For tokenizing based on each individual parameter: While loop which utilized the fast pointer to move across the given buffer command-line input. While the fast pointer was not at the end of the buffer (noted by the pointer not equaling the null-terminator), go through the array until it encounters a non-space. This indicates a new arguement. Once this occurs, move the slow pointer to the same address. If the fast pointer is pointing to one of the special characters, it must be added to the token list and we move on from this special character. Because the tokenize function is dynamically filling in the tokens into the token_array, this meant I must dynamically allocate memory for each token, else I would lose the values once the tokenize function is exited. Thus, dynamically allocate memory into the token_array index of size 2 bytes, the first byte is the special character, and the second byte is the null terminator. I increment the fast pointer to the next address, and resynchronize the slow and fast pointer. Else, while the fast pointer is not pointing to a special character, space, or a null terminator, continue to increment it. This means that we are trying to get past an argument. Once this condition is broken, I use pointer arithmentic, to see if the difference between the fast pointer and slow pointer is greater than zero. If so, then I have successfully moved onto another argument that must be tokenized, and allocate the space in the token_array index, and calliong c strncpy() to copy the characters into the allocated space, and assigning a null terminator to the end, because it is more often a space or an adjacent special character. Then, resynchronize the slow pointer to the fast pointer, and increment the token_index.

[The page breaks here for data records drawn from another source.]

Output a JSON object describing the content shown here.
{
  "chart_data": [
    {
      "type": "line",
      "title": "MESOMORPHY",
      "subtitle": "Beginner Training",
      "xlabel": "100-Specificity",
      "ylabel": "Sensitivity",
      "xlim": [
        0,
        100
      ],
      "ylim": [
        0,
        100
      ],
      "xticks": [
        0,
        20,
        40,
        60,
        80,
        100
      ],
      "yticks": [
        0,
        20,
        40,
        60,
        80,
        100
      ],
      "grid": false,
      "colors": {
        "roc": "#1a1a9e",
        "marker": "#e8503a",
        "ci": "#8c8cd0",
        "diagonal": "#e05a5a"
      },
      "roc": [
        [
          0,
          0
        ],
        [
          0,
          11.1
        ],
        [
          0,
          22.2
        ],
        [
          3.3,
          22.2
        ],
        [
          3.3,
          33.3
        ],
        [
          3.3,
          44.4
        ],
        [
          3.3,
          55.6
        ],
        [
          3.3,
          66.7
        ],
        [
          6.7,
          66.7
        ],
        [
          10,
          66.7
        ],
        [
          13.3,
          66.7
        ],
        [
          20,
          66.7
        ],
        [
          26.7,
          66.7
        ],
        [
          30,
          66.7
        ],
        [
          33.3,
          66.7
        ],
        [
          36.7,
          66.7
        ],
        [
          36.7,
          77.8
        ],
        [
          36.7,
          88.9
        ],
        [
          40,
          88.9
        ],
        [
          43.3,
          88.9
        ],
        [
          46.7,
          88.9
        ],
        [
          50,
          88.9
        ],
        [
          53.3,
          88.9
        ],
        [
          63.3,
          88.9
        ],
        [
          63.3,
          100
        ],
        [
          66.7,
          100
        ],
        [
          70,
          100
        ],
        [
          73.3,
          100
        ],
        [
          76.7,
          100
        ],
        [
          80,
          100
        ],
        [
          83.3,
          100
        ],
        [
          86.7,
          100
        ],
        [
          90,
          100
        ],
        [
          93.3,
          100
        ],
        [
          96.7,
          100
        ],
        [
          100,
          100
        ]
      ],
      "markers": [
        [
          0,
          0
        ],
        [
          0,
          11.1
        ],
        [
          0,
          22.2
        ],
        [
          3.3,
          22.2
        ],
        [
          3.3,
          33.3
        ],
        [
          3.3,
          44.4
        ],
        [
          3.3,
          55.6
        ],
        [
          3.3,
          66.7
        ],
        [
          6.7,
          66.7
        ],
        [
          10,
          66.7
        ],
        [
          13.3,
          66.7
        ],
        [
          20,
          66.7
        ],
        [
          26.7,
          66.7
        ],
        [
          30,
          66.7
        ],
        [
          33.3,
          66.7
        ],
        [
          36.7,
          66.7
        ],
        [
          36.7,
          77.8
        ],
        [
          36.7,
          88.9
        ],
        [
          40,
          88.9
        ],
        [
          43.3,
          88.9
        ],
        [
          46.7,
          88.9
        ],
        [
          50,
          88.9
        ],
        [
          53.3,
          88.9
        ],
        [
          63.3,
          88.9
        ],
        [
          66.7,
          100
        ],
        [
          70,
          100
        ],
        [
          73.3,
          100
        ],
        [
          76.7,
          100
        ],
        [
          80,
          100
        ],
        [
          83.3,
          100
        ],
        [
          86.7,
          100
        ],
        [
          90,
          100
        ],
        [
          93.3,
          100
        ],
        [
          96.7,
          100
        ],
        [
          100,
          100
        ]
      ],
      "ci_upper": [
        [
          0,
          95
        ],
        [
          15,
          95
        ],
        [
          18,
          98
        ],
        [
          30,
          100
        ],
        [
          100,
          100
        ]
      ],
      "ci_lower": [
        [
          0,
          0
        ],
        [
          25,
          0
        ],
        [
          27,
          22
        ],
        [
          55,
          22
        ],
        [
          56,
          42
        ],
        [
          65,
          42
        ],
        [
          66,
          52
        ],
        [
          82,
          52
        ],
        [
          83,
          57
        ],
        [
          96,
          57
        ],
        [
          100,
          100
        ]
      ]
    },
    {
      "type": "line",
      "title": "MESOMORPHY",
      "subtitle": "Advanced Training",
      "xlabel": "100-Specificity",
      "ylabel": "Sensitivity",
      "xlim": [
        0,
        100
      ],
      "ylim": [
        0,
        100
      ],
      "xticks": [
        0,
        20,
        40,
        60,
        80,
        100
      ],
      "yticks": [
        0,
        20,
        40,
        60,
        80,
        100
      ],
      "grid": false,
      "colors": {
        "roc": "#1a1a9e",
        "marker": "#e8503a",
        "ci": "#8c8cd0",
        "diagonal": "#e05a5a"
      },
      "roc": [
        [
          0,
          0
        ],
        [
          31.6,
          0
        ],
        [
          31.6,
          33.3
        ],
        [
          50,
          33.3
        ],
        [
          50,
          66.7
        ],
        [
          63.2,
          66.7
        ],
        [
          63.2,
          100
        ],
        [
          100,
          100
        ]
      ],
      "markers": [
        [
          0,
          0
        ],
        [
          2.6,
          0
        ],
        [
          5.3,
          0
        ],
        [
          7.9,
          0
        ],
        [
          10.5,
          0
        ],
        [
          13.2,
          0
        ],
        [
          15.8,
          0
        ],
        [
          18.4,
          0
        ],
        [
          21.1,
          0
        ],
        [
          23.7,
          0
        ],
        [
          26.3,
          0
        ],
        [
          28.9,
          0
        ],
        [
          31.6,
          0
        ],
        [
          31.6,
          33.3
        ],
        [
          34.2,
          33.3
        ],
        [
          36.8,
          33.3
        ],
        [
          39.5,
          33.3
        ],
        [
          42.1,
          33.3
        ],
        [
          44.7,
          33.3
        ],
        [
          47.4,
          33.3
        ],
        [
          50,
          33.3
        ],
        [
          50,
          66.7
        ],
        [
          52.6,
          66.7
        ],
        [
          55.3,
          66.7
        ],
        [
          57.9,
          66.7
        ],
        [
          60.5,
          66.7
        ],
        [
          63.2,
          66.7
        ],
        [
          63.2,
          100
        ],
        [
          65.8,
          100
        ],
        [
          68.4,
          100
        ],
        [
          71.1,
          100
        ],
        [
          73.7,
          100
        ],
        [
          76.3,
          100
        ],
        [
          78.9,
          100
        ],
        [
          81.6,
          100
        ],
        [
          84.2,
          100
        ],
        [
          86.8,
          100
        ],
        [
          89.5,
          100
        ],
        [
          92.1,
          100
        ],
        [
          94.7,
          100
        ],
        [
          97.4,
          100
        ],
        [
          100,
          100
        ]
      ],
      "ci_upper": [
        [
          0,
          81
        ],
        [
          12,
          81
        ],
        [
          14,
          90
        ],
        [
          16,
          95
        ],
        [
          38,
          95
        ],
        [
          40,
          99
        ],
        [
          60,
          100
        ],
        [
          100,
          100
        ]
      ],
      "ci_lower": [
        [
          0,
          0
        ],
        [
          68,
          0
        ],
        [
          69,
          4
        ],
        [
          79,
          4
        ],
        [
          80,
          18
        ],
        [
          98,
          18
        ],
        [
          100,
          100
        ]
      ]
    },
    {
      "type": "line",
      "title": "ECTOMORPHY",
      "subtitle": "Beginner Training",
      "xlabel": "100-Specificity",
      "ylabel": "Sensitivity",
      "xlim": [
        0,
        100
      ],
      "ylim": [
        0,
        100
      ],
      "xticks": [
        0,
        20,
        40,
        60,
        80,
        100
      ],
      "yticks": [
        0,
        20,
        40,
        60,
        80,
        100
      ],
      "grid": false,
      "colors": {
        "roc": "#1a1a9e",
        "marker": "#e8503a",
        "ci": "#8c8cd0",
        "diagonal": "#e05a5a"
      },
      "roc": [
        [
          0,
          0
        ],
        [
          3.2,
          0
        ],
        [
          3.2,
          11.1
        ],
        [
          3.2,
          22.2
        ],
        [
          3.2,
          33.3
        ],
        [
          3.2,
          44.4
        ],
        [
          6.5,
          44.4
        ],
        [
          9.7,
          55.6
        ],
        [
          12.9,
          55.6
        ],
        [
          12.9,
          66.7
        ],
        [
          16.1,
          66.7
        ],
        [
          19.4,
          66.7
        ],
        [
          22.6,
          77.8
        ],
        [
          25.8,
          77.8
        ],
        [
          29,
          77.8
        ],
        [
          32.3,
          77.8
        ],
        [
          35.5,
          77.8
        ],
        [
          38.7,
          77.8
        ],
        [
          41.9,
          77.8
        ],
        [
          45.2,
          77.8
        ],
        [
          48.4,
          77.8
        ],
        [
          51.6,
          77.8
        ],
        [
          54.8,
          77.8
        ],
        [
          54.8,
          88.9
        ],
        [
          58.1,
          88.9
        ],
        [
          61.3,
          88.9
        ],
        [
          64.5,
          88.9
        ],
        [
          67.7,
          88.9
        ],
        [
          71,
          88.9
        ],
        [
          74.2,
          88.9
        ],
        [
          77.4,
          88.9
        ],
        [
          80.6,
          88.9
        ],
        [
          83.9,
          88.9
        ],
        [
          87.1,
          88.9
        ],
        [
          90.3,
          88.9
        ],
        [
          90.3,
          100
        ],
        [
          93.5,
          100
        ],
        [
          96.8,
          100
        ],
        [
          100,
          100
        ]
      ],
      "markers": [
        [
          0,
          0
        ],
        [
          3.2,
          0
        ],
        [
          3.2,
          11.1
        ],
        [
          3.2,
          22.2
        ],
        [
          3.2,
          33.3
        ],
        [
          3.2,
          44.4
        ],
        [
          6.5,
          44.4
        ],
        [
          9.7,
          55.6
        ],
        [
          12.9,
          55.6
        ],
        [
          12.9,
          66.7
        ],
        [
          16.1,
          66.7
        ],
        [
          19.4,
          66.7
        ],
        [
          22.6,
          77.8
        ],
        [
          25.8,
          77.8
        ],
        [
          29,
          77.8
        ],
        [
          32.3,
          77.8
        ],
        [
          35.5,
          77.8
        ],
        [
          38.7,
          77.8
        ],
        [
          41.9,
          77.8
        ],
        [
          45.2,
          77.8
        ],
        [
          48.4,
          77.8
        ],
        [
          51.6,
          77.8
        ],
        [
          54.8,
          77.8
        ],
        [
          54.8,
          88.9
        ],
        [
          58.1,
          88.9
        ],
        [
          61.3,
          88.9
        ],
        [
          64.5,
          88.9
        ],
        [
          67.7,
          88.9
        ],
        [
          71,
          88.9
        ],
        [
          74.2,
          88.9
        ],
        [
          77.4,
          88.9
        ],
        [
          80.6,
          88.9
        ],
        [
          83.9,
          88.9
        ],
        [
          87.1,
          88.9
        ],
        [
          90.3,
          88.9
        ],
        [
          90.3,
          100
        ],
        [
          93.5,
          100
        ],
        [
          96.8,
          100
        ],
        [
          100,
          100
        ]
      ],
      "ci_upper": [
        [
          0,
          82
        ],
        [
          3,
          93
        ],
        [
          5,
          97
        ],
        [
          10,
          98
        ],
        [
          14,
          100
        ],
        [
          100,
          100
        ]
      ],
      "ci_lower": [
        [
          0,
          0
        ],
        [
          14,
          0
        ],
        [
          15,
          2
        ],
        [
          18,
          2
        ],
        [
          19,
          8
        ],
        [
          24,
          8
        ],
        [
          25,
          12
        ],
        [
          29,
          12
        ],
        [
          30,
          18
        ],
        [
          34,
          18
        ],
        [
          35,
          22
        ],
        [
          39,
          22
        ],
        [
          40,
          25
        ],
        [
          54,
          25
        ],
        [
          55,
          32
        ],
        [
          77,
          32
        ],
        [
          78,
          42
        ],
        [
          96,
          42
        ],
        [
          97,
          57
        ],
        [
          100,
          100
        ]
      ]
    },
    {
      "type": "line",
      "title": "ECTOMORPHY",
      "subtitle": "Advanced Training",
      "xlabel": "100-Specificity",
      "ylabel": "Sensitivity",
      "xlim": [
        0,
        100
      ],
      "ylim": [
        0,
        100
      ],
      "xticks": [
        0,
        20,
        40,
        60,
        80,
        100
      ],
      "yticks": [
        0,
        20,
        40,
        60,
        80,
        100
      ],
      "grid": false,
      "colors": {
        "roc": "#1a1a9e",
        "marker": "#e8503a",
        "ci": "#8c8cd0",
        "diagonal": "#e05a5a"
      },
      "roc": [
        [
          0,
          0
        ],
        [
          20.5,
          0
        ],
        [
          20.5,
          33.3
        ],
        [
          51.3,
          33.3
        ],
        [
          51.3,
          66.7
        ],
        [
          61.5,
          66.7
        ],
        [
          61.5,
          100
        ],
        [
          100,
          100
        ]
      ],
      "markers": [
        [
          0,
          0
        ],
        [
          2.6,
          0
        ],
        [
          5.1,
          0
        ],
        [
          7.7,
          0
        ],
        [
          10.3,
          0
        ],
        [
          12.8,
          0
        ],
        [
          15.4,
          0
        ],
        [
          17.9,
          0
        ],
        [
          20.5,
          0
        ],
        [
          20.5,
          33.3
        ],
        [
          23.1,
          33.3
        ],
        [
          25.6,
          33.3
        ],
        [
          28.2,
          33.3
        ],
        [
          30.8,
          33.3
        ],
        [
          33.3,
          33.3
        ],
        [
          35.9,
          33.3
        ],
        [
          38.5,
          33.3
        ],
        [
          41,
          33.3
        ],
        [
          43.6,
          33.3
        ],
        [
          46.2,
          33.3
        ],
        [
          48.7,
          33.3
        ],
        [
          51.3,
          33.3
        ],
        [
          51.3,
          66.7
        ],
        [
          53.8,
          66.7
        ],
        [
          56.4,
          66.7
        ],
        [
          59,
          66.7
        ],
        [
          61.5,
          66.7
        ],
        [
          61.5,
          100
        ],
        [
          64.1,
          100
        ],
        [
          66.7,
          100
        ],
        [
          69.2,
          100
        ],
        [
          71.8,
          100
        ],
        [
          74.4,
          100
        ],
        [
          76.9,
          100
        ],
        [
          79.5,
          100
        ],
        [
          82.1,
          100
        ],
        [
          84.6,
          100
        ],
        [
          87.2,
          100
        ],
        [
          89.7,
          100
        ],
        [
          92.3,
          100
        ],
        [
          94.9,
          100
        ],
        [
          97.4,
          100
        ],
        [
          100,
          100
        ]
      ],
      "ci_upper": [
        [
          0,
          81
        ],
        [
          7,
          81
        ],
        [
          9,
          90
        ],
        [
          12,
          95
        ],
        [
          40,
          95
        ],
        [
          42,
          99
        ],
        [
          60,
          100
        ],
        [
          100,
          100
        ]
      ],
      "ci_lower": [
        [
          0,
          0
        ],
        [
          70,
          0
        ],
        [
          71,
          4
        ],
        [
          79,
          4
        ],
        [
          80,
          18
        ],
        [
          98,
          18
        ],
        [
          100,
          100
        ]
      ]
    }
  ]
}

This process goes through the entire loops until the fast pointer is pointing to a null terminator, in which it will do the last tokenization.

Parsing the Buffer

Because I had utilized fast and slow pointers for the tokenizer, it made me think of using struct in a fashion of a Linked List:

Linked List

To prepare myself a little bit more for the final deadline, I had to think of an idea for being able to free memory of processes, as well as running piped processes. This lead to the idea of a linked list, that can point to another command it is piped with. This way, I am able to go through each struct, use fork() and execvp(), and move onto the next one in the pipe. To do this, I created the struct, c the_command, which has the following:

    char** arguments;

    int is_background;
    char* redirect_input;
    char* redirect_output;

    struct the_command* next_command;

With this, I had to separate the structs via piping, making sure to take the first word as the command and putting every single argument in the arguments of the structure.

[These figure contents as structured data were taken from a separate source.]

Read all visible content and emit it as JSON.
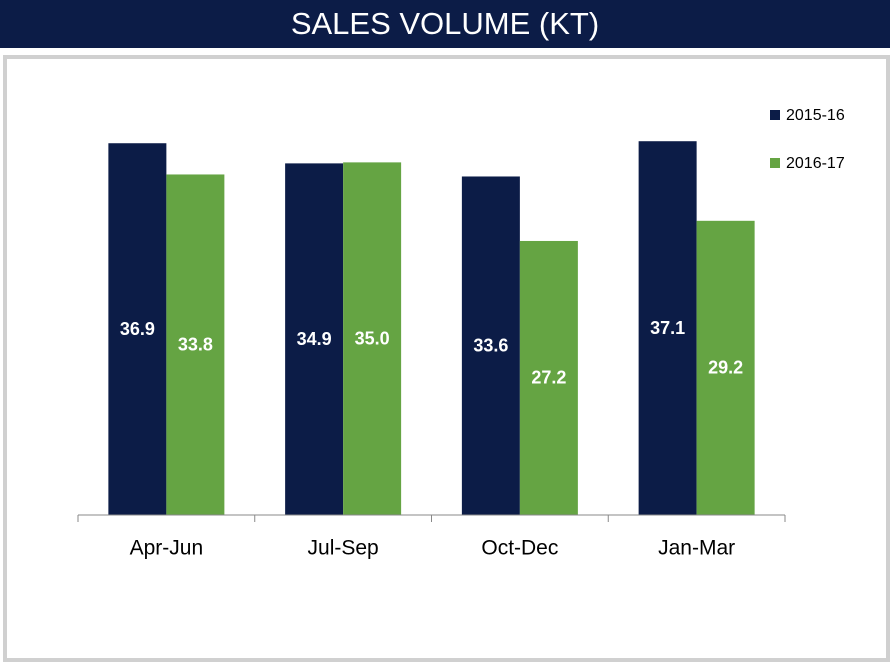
{
  "chart_data": {
    "type": "bar",
    "title": "SALES VOLUME (KT)",
    "categories": [
      "Apr-Jun",
      "Jul-Sep",
      "Oct-Dec",
      "Jan-Mar"
    ],
    "series": [
      {
        "name": "2015-16",
        "color": "#0c1c47",
        "values": [
          36.9,
          34.9,
          33.6,
          37.1
        ],
        "value_labels": [
          "36.9",
          "34.9",
          "33.6",
          "37.1"
        ]
      },
      {
        "name": "2016-17",
        "color": "#65a443",
        "values": [
          33.8,
          35.0,
          27.2,
          29.2
        ],
        "value_labels": [
          "33.8",
          "35.0",
          "27.2",
          "29.2"
        ]
      }
    ],
    "ylim": [
      0,
      40
    ],
    "legend": "top-right"
  }
}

Because we are only executing the first command for the the mini-deadline, I coded it such that it would always only run the first command's values with execvp. To print out each of the parsed commands, I initiated a while loop for the pointer to structs to not be null, and prinited out all of the commands on one line.

I found slight difficulty in allocating memory properly, but solved it with the man pages and by writing out simple examples by hand to figure out hwo much memory to allocate. As based on my test inputs, I was able to create a functional shell for the mini-deadline, but was not able to pass the autograder, to which a classamte suggesting using fflush for stdout after each print statement. This, along with fixing issues like:

  1. After adding my special character to the arguments, I had logic which accidentally put the special character in my array twice, resulting in wrong printing of the arguments
  2. using strlcpy on Bandit, but strlcpy was not recognized during compilation with c gcc -Werror -o myshell main.c parser.c. To fix this, I changed all strlcpy to strcpy, except for in one instance in which I knew the length to copy would always be 1 (special characters).